Observed roughly 5x wall-clock improvement for implementation work. What took Claude 3–4 minutes finished in under a minute. Not a controlled benchmark — just consistent observation across a dozen tasks today.
The 5x sitting between the 1.37x (SWE-Bench at matched accuracy) and the headline 15x makes sense to me. Benchmarks isolate problem-solving. Real coding sessions are dominated by "here's a clear spec, write it" work where raw throughput matters more than reasoning depth. That's where Spark pulls ahead hardest.
To solarkraft's point — what surprised me too was that quality didn't noticeably degrade. Speed and comparable accuracy, at least for well-defined tasks. I expected a tradeoff. Didn't find one for this class of work.

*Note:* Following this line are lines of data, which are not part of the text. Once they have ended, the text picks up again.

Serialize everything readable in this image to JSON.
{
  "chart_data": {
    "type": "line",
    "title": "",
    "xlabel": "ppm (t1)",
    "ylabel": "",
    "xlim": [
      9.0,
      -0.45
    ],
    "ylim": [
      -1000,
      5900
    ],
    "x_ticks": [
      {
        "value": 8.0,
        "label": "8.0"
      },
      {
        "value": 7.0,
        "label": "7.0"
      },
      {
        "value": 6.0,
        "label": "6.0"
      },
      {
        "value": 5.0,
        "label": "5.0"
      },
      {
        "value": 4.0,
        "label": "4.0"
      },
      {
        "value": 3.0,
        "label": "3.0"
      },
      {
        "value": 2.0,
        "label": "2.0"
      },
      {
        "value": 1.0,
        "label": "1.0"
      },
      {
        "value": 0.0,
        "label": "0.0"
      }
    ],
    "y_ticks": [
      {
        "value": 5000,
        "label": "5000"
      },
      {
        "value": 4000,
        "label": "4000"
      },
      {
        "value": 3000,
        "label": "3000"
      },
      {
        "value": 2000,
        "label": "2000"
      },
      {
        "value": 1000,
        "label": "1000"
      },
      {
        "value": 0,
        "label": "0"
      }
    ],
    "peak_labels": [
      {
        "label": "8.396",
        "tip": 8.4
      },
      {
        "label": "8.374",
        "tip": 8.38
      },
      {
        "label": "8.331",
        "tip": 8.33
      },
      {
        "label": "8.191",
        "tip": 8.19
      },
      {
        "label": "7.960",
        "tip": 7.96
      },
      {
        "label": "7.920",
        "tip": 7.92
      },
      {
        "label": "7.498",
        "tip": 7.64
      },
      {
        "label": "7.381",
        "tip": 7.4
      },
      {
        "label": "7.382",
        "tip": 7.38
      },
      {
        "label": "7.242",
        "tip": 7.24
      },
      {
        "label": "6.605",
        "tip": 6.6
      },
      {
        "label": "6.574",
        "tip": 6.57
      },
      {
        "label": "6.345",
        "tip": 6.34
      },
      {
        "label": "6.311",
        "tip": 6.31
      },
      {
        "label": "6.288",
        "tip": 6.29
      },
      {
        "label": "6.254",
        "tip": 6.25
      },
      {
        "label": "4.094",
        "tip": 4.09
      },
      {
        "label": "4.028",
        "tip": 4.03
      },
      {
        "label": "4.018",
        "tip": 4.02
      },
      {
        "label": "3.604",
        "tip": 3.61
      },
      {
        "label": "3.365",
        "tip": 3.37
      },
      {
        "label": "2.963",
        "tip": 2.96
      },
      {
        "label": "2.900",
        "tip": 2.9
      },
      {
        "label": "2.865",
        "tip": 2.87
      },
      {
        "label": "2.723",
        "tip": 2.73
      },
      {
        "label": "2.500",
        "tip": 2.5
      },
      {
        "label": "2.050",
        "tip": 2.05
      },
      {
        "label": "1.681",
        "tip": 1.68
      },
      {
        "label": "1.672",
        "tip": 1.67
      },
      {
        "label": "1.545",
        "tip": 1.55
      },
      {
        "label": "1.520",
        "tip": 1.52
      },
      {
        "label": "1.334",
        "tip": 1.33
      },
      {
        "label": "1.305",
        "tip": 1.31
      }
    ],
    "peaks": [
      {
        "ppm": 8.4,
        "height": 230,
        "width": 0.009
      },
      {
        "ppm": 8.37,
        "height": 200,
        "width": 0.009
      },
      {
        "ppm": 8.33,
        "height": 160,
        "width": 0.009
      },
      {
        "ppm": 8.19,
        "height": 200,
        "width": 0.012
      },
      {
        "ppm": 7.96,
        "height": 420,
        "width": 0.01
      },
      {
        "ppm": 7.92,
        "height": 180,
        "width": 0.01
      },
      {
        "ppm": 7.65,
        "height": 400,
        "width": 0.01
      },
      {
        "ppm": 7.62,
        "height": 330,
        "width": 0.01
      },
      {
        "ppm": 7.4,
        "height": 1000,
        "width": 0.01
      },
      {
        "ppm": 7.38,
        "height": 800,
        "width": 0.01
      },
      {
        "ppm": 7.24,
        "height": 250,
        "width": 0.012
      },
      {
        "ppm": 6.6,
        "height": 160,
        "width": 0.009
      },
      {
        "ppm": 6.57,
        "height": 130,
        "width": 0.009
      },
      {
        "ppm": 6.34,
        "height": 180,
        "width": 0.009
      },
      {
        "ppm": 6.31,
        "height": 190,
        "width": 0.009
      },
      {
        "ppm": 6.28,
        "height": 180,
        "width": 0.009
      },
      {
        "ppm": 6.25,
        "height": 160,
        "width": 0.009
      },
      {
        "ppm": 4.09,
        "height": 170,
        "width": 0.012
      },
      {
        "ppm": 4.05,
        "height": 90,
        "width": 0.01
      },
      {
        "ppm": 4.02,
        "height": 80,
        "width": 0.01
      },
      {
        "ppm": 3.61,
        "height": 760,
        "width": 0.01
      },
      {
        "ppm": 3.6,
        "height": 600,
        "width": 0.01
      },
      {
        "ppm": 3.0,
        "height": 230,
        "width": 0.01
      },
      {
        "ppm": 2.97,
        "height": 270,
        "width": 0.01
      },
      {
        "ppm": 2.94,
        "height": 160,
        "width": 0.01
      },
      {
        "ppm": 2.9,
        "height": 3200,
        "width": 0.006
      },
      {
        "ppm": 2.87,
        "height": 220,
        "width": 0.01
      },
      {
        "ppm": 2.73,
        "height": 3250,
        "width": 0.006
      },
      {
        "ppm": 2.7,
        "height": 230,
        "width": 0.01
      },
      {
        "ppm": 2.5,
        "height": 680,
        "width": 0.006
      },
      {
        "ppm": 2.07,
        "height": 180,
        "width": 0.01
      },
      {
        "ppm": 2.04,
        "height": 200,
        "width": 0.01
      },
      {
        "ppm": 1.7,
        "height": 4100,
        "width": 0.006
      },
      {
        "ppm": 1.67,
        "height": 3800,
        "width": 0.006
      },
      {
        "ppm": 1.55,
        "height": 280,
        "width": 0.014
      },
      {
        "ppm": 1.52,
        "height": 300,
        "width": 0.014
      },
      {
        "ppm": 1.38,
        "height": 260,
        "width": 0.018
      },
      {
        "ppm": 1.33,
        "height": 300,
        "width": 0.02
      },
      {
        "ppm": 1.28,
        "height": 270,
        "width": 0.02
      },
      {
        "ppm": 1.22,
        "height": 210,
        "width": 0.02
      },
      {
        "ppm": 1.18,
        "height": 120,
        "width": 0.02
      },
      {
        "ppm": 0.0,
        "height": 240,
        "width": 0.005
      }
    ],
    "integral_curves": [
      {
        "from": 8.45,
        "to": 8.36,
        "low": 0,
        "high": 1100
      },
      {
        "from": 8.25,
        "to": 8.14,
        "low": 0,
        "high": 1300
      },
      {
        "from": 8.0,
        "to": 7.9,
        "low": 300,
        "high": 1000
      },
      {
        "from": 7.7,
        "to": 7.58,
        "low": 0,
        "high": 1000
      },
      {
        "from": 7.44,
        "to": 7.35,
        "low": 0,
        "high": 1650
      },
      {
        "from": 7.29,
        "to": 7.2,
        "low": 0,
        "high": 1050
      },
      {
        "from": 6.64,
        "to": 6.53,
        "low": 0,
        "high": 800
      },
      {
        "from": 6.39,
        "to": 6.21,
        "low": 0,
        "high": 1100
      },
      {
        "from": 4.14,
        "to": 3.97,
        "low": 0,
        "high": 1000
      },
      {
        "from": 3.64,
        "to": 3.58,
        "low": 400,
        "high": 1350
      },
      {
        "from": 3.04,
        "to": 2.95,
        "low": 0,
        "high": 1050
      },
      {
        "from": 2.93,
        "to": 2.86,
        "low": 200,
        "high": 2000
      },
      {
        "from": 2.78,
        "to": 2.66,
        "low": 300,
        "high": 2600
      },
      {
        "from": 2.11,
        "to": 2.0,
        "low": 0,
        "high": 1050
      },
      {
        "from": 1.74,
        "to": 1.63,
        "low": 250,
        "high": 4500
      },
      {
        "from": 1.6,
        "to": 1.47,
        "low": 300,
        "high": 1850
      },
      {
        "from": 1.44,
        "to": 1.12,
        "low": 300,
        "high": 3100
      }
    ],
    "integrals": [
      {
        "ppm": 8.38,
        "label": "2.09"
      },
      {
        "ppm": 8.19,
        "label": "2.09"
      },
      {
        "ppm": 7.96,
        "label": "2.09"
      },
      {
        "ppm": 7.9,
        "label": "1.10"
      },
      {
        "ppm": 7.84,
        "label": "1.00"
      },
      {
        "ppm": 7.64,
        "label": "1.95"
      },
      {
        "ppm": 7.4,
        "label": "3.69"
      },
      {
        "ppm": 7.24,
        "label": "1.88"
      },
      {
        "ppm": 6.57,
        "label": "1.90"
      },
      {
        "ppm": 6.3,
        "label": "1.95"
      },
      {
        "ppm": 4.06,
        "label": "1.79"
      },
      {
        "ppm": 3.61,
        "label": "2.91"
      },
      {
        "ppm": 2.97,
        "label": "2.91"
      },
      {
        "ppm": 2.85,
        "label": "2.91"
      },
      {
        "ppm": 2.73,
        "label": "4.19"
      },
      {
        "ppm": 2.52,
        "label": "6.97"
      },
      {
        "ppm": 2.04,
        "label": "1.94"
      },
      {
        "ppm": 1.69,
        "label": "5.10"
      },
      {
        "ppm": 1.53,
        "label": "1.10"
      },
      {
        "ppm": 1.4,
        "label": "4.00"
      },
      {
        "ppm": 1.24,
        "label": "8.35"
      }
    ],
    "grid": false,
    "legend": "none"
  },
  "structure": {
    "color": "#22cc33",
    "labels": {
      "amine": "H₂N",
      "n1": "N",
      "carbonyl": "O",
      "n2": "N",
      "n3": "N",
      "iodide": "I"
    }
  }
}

The gap closes fast for anything requiring architectural reasoning across the full codebase. When the problem is ambiguous, Claude still wins clearly.
What I'd recommend: let Claude handle all the reasoning — architecture, tradeoff analysis, spec writing — then hand Spark a fully defined task and force it to just execute.
Don't let Spark think. Let it build. The combined throughput is significantly higher than either model alone
This has been the case for people who buy into hype and don’t actually use the products, but I’m pretty sure people who do are pretty disillusioned by all the claims. The only somewhat reliable method is to test the things for your own use case.
That said: I always expected the tradeoff of Spark to be accuracy vs. speed. That it’s still significantly faster at the same accuracy is wild. I never expected that.